Judge Barrett, in a 2013 Texas Law Review article defending what you call the Supreme Court’s “weak presumption of stare decisis in constitutional cases,” you wrote the following:
Justifying an initial opinion requires reason giving, particularly if the majority is challenged by a dissent. Justifying a decision to overrule precedent, however, requires both reason giving on the merits and an explanation of why its view is so compelling as to warrant reversal. The need to take account of reliance interests forces a justice to think carefully about whether she is sure enough about her rationale for overruling to pay the cost of upsetting institutional investment in the prior approach. If she is not sure enough, the preference for continuity trumps. Stare decisis protects reliance interests by putting newly ascendant coalitions at an institutional disadvantage. It doesn’t prohibit them from rejecting a predecessor majority’s methodological approach in favor of their own, but it makes it more difficult for them to do so.

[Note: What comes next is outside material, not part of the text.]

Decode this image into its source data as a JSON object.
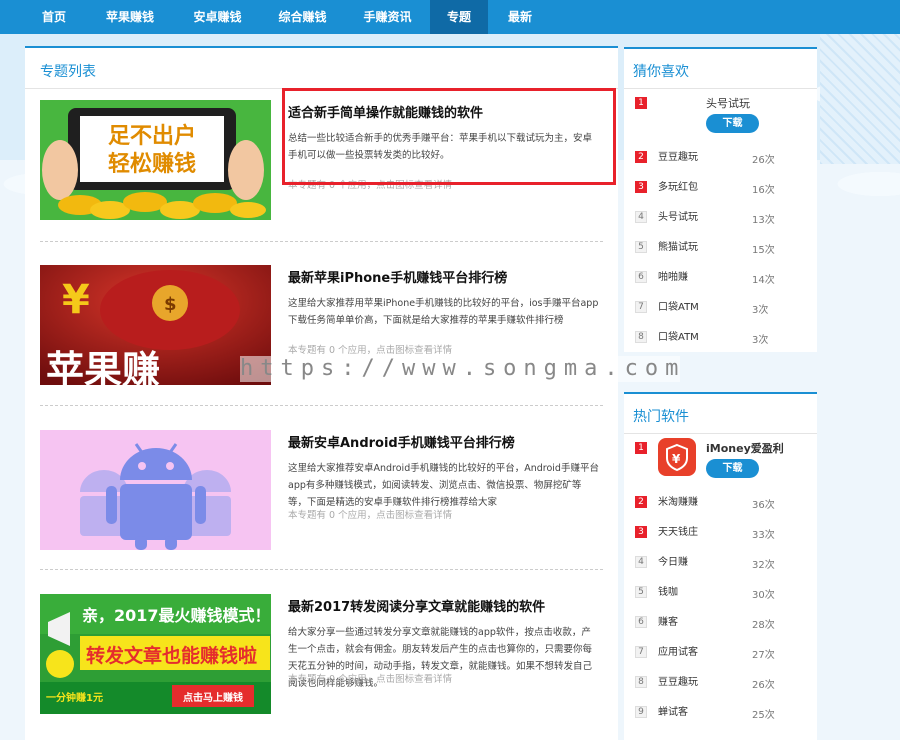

At first reading, your views seem well within the mainstream of American legal thought. An erroneous decision should neither be overruled simply because it is wrong nor should it be reaffirmed simply because there has been some institutional investment in it or individual reliance on it. Every justice, with the possible exception of Clarence Thomas, accepts something like that statement.
But Judge Barrett, your approach to stare decisis seems more subtle and possibly adds a wrinkle. Your approach implies a sliding scale in which a justice weighs the degree of certainty that the earlier decision was actually wrong against the strength of the need for continuity. As you wrote: “If she [the justice] is not sure enough, the preference for continuity trumps.” (emphasis added). Also, you write: “I tend to agree with those who say that a justice’s duty is to the Constitution and that it is thus more legitimate for her to enforce her best understanding of the Constitution rather than a precedent she thinks clearly in conflict with it.” (p. 1728) (emphasis added)

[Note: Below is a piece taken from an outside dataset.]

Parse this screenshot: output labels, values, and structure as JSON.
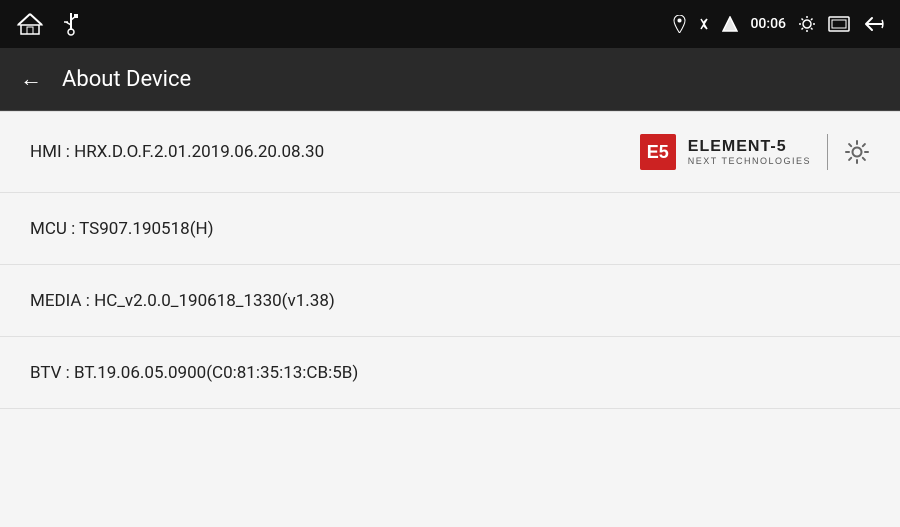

Your version of the weak presumption of stare decisis in constitutional law cases seems to go like this: If a justice is only weakly convinced that a precedent is wrong (say, 51% convinced) then even a small amount of reliance on the precedent (or other institutional interests) might cause her to stand by the erroneous decision.
But if a justice is completely convinced that a precedent is wrong (say, 100%), then the precedent should be overruled no matter how weighty the reliance interests.

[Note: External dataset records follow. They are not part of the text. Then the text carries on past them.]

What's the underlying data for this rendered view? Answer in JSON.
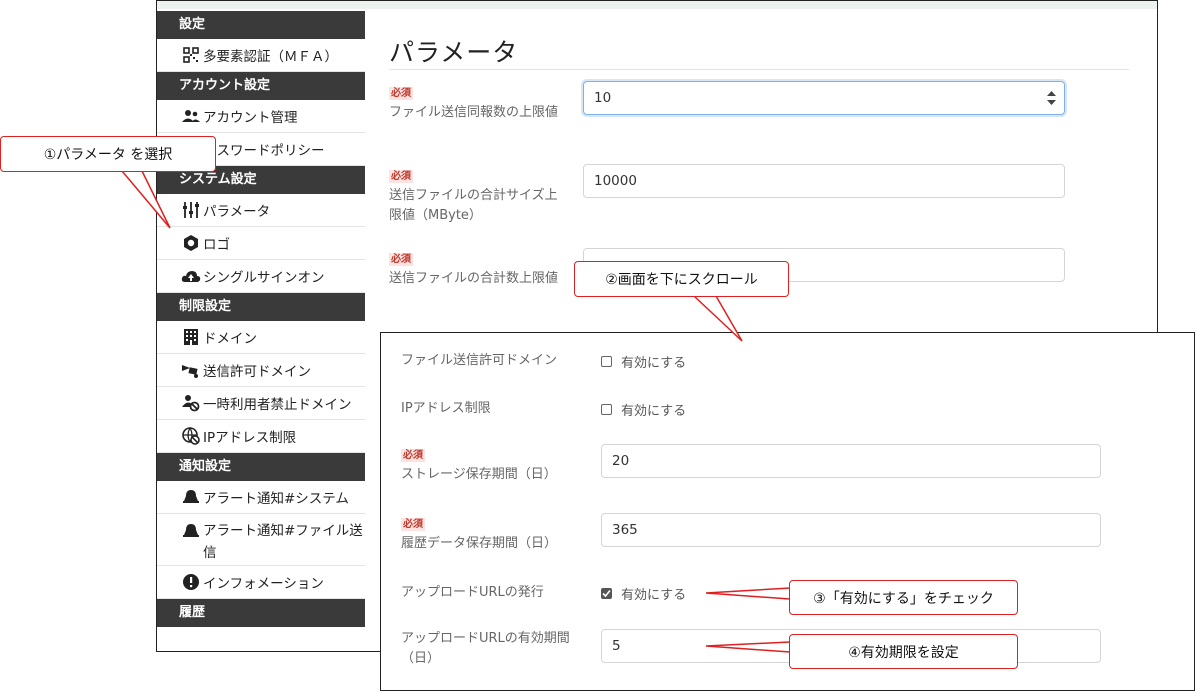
{
  "sidebar": {
    "sections": [
      {
        "label": "設定",
        "items": [
          {
            "label": "多要素認証（ＭＦＡ）",
            "icon": "qr-code-icon"
          }
        ]
      },
      {
        "label": "アカウント設定",
        "items": [
          {
            "label": "アカウント管理",
            "icon": "users-icon"
          },
          {
            "label": "パスワードポリシー",
            "icon": "key-icon"
          }
        ]
      },
      {
        "label": "システム設定",
        "items": [
          {
            "label": "パラメータ",
            "icon": "sliders-icon"
          },
          {
            "label": "ロゴ",
            "icon": "hexagon-icon"
          },
          {
            "label": "シングルサインオン",
            "icon": "cloud-icon"
          }
        ]
      },
      {
        "label": "制限設定",
        "items": [
          {
            "label": "ドメイン",
            "icon": "building-icon"
          },
          {
            "label": "送信許可ドメイン",
            "icon": "truck-icon"
          },
          {
            "label": "一時利用者禁止ドメイン",
            "icon": "user-ban-icon"
          },
          {
            "label": "IPアドレス制限",
            "icon": "globe-ban-icon"
          }
        ]
      },
      {
        "label": "通知設定",
        "items": [
          {
            "label": "アラート通知#システム",
            "icon": "bell-icon"
          },
          {
            "label": "アラート通知#ファイル送信",
            "icon": "bell-icon"
          },
          {
            "label": "インフォメーション",
            "icon": "info-icon"
          }
        ]
      },
      {
        "label": "履歴",
        "items": []
      }
    ]
  },
  "main": {
    "title": "パラメータ",
    "required_badge": "必須",
    "fields": [
      {
        "label": "ファイル送信同報数の上限値",
        "value": "10"
      },
      {
        "label": "送信ファイルの合計サイズ上限値（MByte）",
        "value": "10000"
      },
      {
        "label": "送信ファイルの合計数上限値",
        "value": ""
      }
    ]
  },
  "lower": {
    "checkbox_text": "有効にする",
    "rows": [
      {
        "label": "ファイル送信許可ドメイン",
        "checked": false
      },
      {
        "label": "IPアドレス制限",
        "checked": false
      },
      {
        "label": "ストレージ保存期間（日）",
        "value": "20"
      },
      {
        "label": "履歴データ保存期間（日）",
        "value": "365"
      },
      {
        "label": "アップロードURLの発行",
        "checked": true
      },
      {
        "label": "アップロードURLの有効期間（日）",
        "value": "5"
      }
    ]
  },
  "callouts": {
    "c1": "①パラメータ を選択",
    "c2": "②画面を下にスクロール",
    "c3": "③「有効にする」をチェック",
    "c4": "④有効期限を設定"
  },
  "colors": {
    "callout_border": "#e02020",
    "sidebar_header": "#3a3a3a",
    "required": "#c0392b"
  }
}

(For now, let’s leave aside the status of so-called “super-precedents” like Marbury v. Madison, Brown v. Board of Education, the Legal Tender Cases, and so on, for which there is broad executive, legislative, judicial, and popular support.)
Is this a fair characterization of your view?
Second, you noted in the same Texas Law Review article that “‘the more determinate one considers the underlying rules of decision in a particular area, the more likely one may be to conclude that a past decision in that area is ‘demonstrably erroneous.”‘” (quoting Caleb Nelson) You added: “It makes sense that one committed to a textualist theory would more often find precedent in conflict with her interpretation of the Constitution than would one who takes a more flexible, all-things-considered approach.” (p. 1724)
Is it fair to say, Judge Barrett, that your own textualist and originalist jurisprudential commitments (like Justice Scalia’s) more often yield results that you regard as determinate, and would thus make it more likely that you would find some precedents not just wrong, but demonstrably and clearly wrong?